Consumers are also immersed in old traditions of “dominionism,” the idea that God gave us animals and plants to use as we see fit, or more colloquially, that humans belong at the “top” of the food chain. But Nance argues these may be dangerous ideas in a time of global mass extinctions, many caused by human activity.
Nance is now researching the rise and fall of another form of animal entertainment: dog racing.
“Dog tracks have been around for about 80 years,” she says. “They started off as a more humane alternative to 19th-century lure coursing where dogs chased a live rabbit and eventually tore it to shreds. Many thus viewed commercial dog tracks as more respectable because they had mechanical lures.”
In the 1980s and 1990s, there was actually considerable growth in dog racing. “The opening sequence of Miami Vice showed greyhounds racing,” says Nance, “and it became quite fashionable.” That notoriety backfired though, and soon various activist groups began to protest, while journalists began documenting the suffering and deaths of racing dogs.
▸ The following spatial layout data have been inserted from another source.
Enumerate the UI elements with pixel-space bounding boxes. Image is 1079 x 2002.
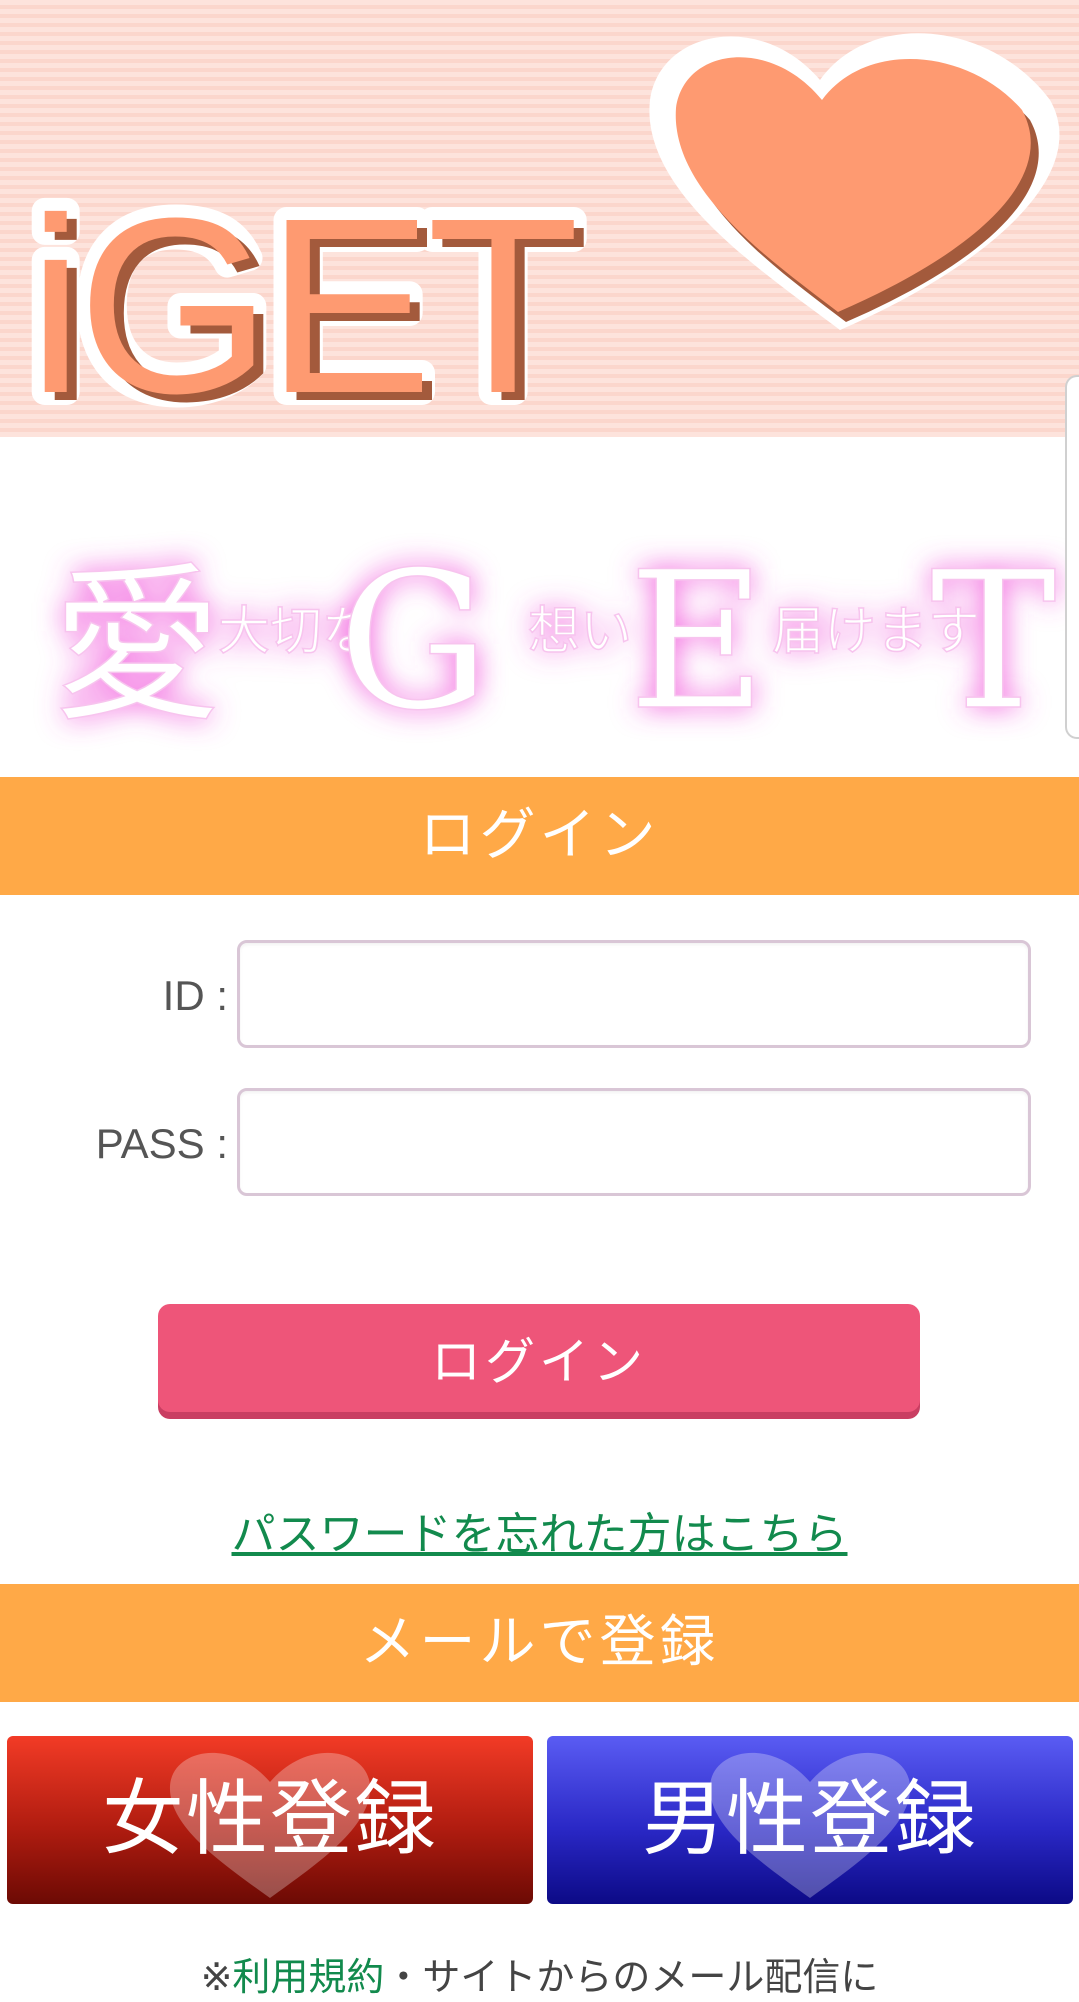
scroll-indicator[interactable]	[1065, 375, 1079, 739]
logo-graphic: iGET iGET iGET	[15, 33, 1060, 437]
male-register-button[interactable]: 男性登録	[547, 1736, 1073, 1904]
female-register-button[interactable]: 女性登録	[7, 1736, 533, 1904]
mail-register-title: メールで登録	[0, 1584, 1079, 1702]
id-input[interactable]	[237, 940, 1031, 1048]
tagline-big-4: T	[930, 531, 1057, 752]
male-register-label: 男性登録	[641, 1772, 978, 1867]
tagline-banner: 愛 大切な G 想い E 届けます T 愛 大切な G 想い E 届けます T	[0, 437, 1079, 774]
terms-link[interactable]: 利用規約	[232, 1955, 384, 1999]
login-button[interactable]: ログイン	[158, 1304, 920, 1412]
terms-suffix: ・サイトからのメール配信に	[384, 1955, 879, 1999]
tagline-big-1: 愛	[52, 548, 222, 746]
tagline-small-2: 想い	[528, 602, 632, 662]
id-label: ID :	[162, 972, 228, 1019]
terms-prefix: ※	[200, 1955, 233, 1999]
forgot-password-link[interactable]: パスワードを忘れた方はこちら	[0, 1498, 1079, 1562]
tagline-big-2: G	[338, 531, 490, 752]
terms-notice: ※利用規約・サイトからのメール配信に	[0, 1946, 1079, 2001]
logo-text: iGET	[28, 166, 574, 437]
female-register-label: 女性登録	[101, 1772, 438, 1867]
login-section-title: ログイン	[0, 777, 1079, 895]
heart-icon	[649, 33, 1060, 330]
password-input[interactable]	[237, 1088, 1031, 1196]
tagline-big-3: E	[628, 531, 767, 752]
hero-logo-banner: iGET iGET iGET	[0, 0, 1079, 437]
pass-label: PASS :	[95, 1120, 228, 1167]
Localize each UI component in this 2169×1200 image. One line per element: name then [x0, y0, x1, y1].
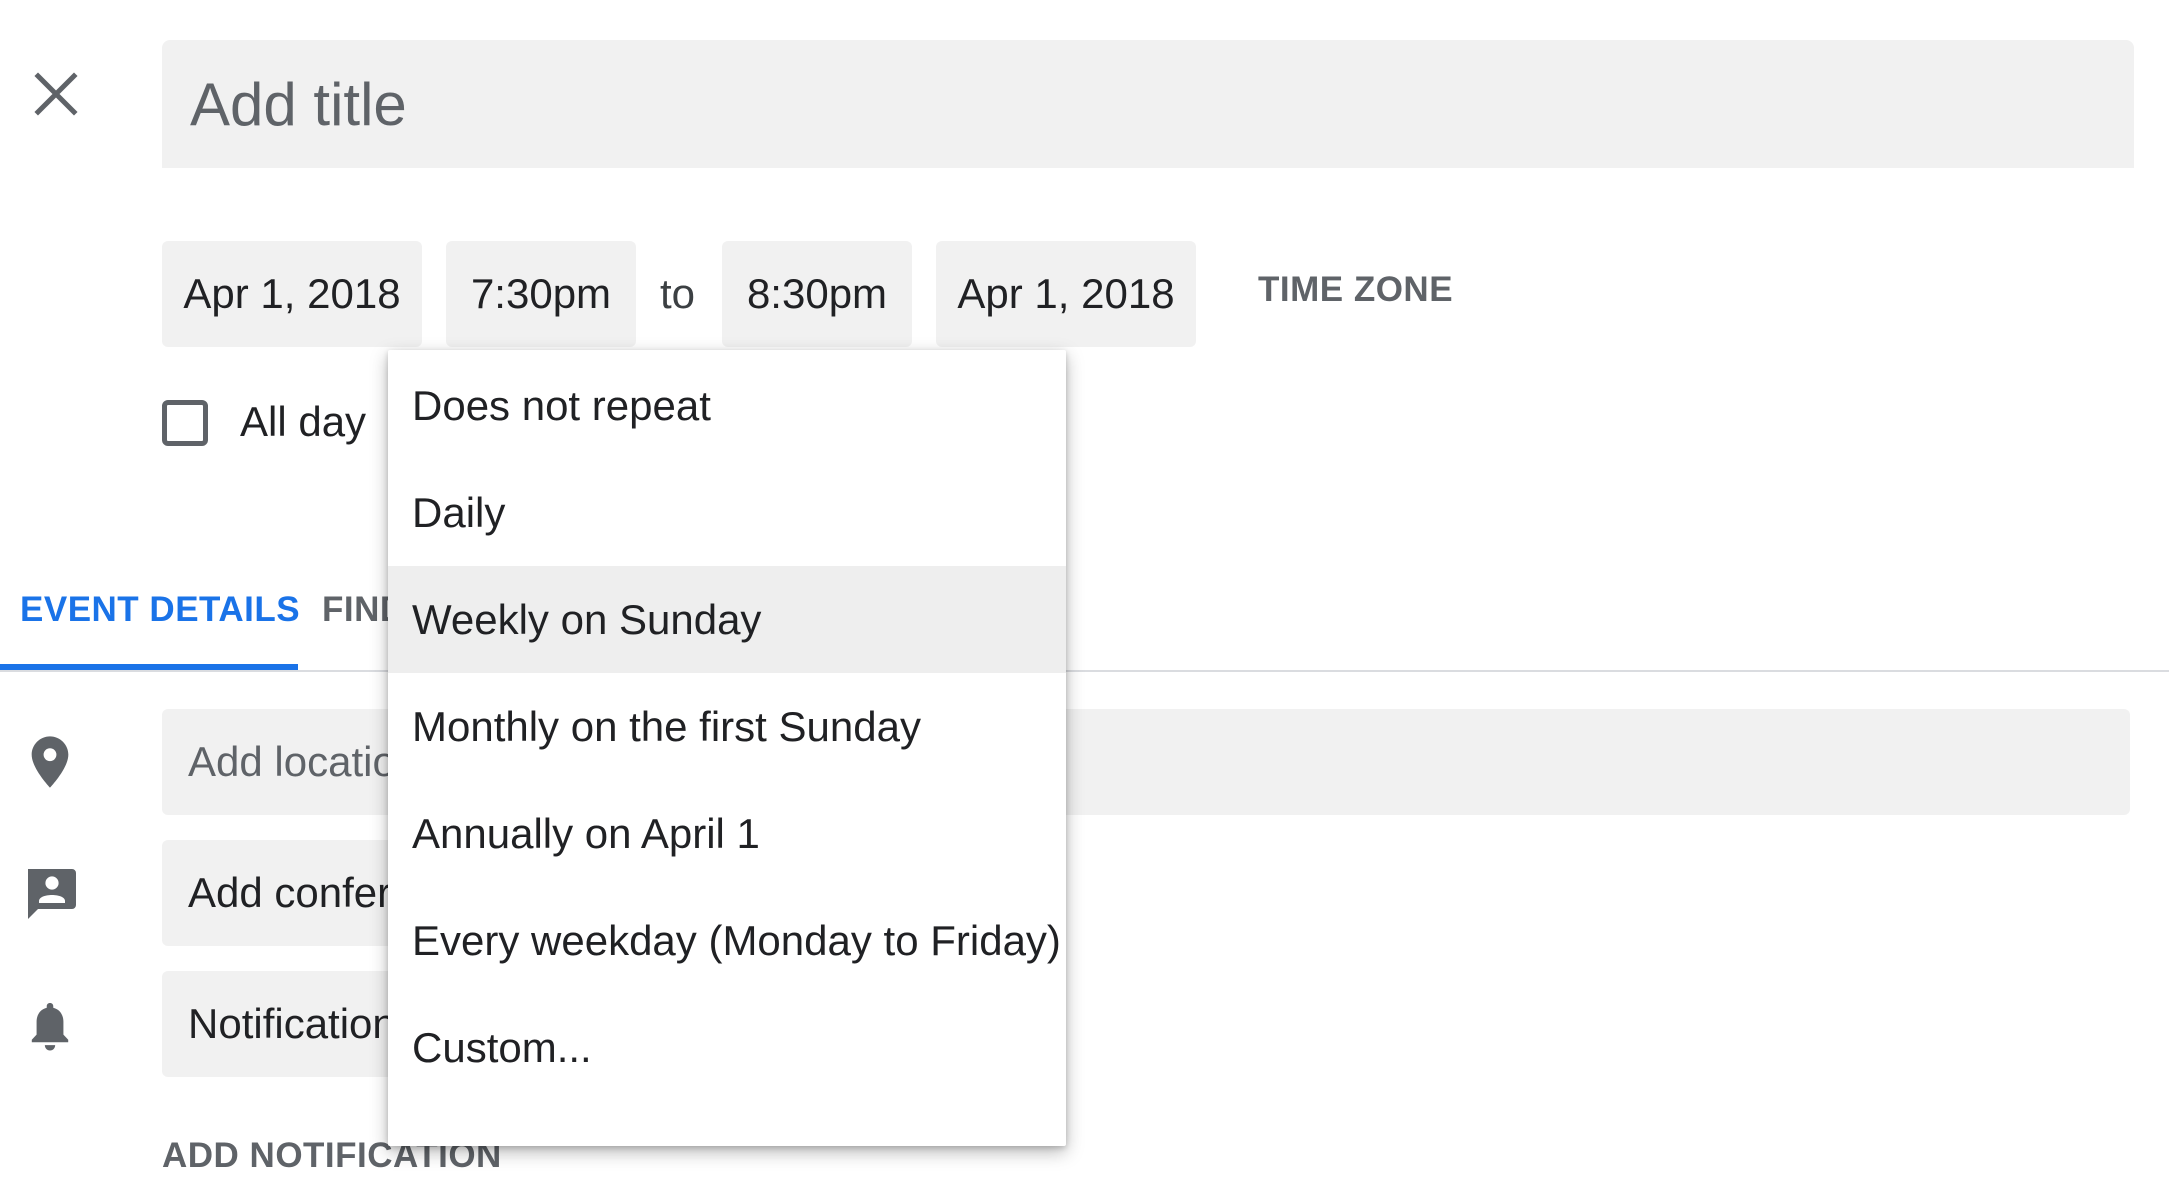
close-button[interactable]	[22, 62, 90, 130]
notification-label: Notification	[188, 1000, 396, 1047]
menu-item-every-weekday[interactable]: Every weekday (Monday to Friday)	[388, 887, 1066, 994]
to-label: to	[660, 270, 696, 317]
end-date-button[interactable]: Apr 1, 2018	[936, 241, 1196, 347]
end-time-button[interactable]: 8:30pm	[722, 241, 912, 347]
tab-divider	[0, 670, 2169, 672]
title-input[interactable]	[188, 68, 2092, 140]
all-day-label: All day	[240, 398, 367, 445]
menu-item-weekly[interactable]: Weekly on Sunday	[388, 566, 1066, 673]
start-date-button[interactable]: Apr 1, 2018	[162, 241, 422, 347]
bell-icon	[22, 998, 78, 1054]
conference-label: Add confer	[188, 869, 392, 916]
menu-item-does-not-repeat[interactable]: Does not repeat	[388, 352, 1066, 459]
menu-item-daily[interactable]: Daily	[388, 459, 1066, 566]
close-icon	[32, 70, 80, 123]
all-day-checkbox[interactable]	[162, 400, 208, 446]
menu-item-monthly[interactable]: Monthly on the first Sunday	[388, 673, 1066, 780]
tab-event-details[interactable]: EVENT DETAILS	[20, 590, 300, 630]
repeat-dropdown-menu: Does not repeat Daily Weekly on Sunday M…	[388, 350, 1066, 1146]
menu-item-custom[interactable]: Custom...	[388, 994, 1066, 1101]
location-placeholder: Add locatio	[188, 738, 396, 785]
time-zone-button[interactable]: TIME ZONE	[1258, 270, 1453, 310]
title-field[interactable]	[162, 40, 2134, 168]
location-pin-icon	[22, 734, 78, 790]
conference-icon	[22, 866, 78, 922]
start-time-button[interactable]: 7:30pm	[446, 241, 636, 347]
menu-item-annually[interactable]: Annually on April 1	[388, 780, 1066, 887]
While those efforts did sway public opinion, Nance suggests that the legalization of tribal casinos in the United States and online gaming have probably had a greater influence on the steadily decreasing popularity of dog racing. “I do think the greyhound rescue groups helped, though,” she says. “People used to think of greyhounds as livestock, the way they do cows, not like other dogs. Now people see families out walking their greyhounds as pets, not racing machines. The dog hasn’t changed, but people’s perceptions have.”